Far away from the capital of Tehran, Iranian Foreign Minister Mohammad Javad Zarif said in a Nov. 9 press conference in Romania that regardless of who becomes president and “according to international multilateral obligations, the US should fulfill its commitment to the nuclear deal.”
“This was the choice Americans made. But the president-elect should understand the reality of the world and our region, whoever the president is,” he added.
Meanwhile, Atomic Energy Organization of Iran spokesman Behrouz Kamalvandi also emphasized US obligations to the Joint Comprehensive Plan of Action (JCPOA). “Iran is ready for all developments,” Kamalvandi stated. “Iran will keep implementing the JCPOA. We have long-term plans,” he added.
Also reacting to the US election results, Foreign Ministry spokesman Bahram Ghasemi focused on the role of Americans in Middle East conflicts.
“The current instability in the Middle East, the Persian Gulf, the Gulf of Aden and the Red Sea shows that the US government needs to reform and rethink its policies in the Middle East,” Ghasemi said.
“Iranians have bitter and unpleasant experiences [with] US policies,” he added. “More important than what the candidates said during their presidential campaigns are the next administration’s policies and the measures it will take."
Iranians’ reactions to the US election have spread quickly on social networks through serious and also sarcastic posts.
After Donald Trump’s Nov. 9 victory speech in New York City, the political deputy of Iran’s Presidential Office, Hamid Aboutalebi, tweeted, “The image that Trump displayed of himself in his victory speech as the president-elect was different from his image in the election campaign. This is a considerable point.”
Masuma Ibrahimi, an Iranian who lives abroad, said in a tweet, “Democracy defeated on the day that Sanders defeated, not now.”

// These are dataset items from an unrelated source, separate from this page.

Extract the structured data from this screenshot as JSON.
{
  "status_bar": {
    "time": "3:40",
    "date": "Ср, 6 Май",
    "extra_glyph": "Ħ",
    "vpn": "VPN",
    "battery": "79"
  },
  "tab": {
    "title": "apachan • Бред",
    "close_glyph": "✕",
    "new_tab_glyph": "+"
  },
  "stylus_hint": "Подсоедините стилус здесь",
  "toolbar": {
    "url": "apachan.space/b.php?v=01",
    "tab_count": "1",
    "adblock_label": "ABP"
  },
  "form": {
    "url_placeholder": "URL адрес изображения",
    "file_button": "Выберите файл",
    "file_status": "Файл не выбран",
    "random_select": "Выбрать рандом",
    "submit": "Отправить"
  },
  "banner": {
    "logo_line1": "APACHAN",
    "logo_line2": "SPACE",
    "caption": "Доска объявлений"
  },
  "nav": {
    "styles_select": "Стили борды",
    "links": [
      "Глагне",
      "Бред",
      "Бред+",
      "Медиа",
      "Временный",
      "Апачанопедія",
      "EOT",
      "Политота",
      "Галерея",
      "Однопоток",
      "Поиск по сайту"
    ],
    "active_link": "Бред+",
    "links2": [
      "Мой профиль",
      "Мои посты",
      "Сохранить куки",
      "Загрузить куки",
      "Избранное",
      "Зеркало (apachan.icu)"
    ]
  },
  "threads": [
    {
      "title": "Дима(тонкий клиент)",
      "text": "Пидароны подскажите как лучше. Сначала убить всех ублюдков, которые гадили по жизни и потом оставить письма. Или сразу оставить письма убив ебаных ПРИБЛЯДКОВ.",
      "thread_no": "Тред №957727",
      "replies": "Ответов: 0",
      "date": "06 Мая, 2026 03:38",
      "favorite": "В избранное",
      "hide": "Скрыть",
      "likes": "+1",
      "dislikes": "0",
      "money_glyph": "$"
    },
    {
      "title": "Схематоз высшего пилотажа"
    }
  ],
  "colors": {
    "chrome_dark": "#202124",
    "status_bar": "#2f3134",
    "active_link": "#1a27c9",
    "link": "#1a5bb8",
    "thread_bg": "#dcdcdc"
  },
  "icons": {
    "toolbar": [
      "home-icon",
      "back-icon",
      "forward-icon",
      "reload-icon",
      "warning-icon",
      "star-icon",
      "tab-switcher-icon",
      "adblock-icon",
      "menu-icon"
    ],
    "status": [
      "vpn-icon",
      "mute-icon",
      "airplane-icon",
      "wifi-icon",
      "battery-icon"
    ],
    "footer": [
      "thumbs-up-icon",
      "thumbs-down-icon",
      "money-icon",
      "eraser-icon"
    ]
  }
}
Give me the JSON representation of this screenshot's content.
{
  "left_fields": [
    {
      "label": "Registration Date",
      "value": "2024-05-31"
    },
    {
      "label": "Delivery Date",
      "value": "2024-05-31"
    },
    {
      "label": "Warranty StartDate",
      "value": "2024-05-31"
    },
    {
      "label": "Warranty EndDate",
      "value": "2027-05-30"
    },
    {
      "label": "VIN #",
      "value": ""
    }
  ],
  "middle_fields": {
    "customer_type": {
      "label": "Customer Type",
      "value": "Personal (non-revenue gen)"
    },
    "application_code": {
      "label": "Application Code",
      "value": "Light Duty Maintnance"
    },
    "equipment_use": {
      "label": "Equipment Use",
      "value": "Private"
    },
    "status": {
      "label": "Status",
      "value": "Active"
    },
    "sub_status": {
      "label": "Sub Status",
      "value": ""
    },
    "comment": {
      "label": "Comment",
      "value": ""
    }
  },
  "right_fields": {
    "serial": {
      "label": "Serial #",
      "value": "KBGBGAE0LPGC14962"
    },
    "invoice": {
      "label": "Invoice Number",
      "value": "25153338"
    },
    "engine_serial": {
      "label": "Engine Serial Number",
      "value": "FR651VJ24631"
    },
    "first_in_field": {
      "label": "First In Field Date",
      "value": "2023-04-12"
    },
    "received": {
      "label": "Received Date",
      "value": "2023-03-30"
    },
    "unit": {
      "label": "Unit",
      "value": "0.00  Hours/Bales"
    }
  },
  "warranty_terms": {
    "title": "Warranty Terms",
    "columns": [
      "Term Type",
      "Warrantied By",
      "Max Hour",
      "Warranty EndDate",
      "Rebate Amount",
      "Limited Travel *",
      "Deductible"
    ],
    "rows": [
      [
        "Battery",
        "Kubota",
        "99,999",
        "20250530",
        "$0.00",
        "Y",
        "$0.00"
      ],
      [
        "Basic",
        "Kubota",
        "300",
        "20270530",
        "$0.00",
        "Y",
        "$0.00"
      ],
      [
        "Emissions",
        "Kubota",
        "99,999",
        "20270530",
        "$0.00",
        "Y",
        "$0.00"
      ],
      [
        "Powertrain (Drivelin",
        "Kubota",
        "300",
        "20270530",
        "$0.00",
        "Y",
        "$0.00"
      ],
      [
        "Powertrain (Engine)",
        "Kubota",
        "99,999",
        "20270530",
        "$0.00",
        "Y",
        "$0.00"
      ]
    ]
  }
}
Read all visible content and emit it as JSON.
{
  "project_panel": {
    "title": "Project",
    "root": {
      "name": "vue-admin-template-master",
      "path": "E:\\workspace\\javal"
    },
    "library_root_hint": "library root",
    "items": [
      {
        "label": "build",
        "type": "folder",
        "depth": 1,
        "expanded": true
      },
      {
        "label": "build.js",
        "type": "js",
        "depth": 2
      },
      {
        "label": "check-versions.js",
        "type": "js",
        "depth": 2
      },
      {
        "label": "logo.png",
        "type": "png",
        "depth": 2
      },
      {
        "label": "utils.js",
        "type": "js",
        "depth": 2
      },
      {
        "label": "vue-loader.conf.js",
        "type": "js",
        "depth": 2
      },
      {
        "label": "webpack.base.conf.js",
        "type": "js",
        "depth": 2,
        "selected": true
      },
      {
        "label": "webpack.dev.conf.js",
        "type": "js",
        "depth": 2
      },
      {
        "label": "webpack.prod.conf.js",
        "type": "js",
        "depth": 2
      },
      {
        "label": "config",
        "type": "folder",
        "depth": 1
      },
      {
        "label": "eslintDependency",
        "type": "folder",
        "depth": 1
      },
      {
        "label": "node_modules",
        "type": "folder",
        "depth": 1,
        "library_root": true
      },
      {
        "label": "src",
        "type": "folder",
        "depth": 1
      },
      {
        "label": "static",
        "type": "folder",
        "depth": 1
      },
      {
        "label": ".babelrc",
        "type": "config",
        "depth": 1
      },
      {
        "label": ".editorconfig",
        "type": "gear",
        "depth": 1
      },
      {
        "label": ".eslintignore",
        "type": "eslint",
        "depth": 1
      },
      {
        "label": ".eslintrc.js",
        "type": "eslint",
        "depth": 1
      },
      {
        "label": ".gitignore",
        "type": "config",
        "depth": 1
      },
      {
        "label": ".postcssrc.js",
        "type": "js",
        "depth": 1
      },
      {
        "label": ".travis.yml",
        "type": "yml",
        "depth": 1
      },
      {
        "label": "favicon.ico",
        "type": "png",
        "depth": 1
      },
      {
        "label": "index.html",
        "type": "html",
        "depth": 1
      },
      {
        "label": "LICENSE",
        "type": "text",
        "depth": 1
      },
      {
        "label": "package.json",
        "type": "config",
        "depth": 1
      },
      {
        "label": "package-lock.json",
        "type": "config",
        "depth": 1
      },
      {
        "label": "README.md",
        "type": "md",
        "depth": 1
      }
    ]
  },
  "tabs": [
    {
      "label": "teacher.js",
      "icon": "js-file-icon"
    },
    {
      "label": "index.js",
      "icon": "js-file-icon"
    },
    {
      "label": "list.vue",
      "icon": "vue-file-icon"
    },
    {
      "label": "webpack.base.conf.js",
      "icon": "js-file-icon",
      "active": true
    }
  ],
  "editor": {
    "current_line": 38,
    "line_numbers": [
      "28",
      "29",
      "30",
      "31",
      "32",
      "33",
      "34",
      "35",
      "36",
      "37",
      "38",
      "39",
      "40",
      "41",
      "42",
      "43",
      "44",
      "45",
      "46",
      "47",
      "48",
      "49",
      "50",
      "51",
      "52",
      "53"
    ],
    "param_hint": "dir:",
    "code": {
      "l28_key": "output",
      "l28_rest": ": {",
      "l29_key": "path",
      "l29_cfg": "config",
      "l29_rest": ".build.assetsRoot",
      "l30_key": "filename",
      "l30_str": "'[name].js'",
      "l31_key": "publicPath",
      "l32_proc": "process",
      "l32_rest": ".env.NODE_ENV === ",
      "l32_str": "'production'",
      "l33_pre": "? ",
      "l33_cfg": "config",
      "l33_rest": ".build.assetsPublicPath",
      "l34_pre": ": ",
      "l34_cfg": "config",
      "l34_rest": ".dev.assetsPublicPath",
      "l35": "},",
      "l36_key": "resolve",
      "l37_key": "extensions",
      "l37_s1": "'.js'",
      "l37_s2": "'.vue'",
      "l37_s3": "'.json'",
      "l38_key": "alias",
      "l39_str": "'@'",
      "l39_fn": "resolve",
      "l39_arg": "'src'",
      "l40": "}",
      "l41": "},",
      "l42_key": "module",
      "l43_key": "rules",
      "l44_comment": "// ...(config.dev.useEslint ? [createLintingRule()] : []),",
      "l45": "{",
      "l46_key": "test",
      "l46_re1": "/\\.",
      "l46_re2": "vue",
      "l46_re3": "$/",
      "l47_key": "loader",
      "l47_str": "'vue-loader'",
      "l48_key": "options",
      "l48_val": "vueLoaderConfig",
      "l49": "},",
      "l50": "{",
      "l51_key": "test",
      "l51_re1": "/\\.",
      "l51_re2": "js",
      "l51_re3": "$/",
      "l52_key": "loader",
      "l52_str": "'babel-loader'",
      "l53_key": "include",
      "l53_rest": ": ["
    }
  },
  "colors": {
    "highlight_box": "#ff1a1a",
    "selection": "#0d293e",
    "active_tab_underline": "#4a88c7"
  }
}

Some other Iranians have compared Trump’s victory to former Iranian President Mahmoud Ahmadinejad’s victory in 2005. A Twitter user called Samanta posted on her account, “For eight years I’ve been asked where [I was] from. I said Iran, and they said, ‘Oh, Ahmadinejad!?’ ... Now I can tell them, ‘Oh oh, Trump?’”
Mamadpori, another Iranian user, tweeted sarcastically, “ISIS claimed responsibility for Trump’s victory.”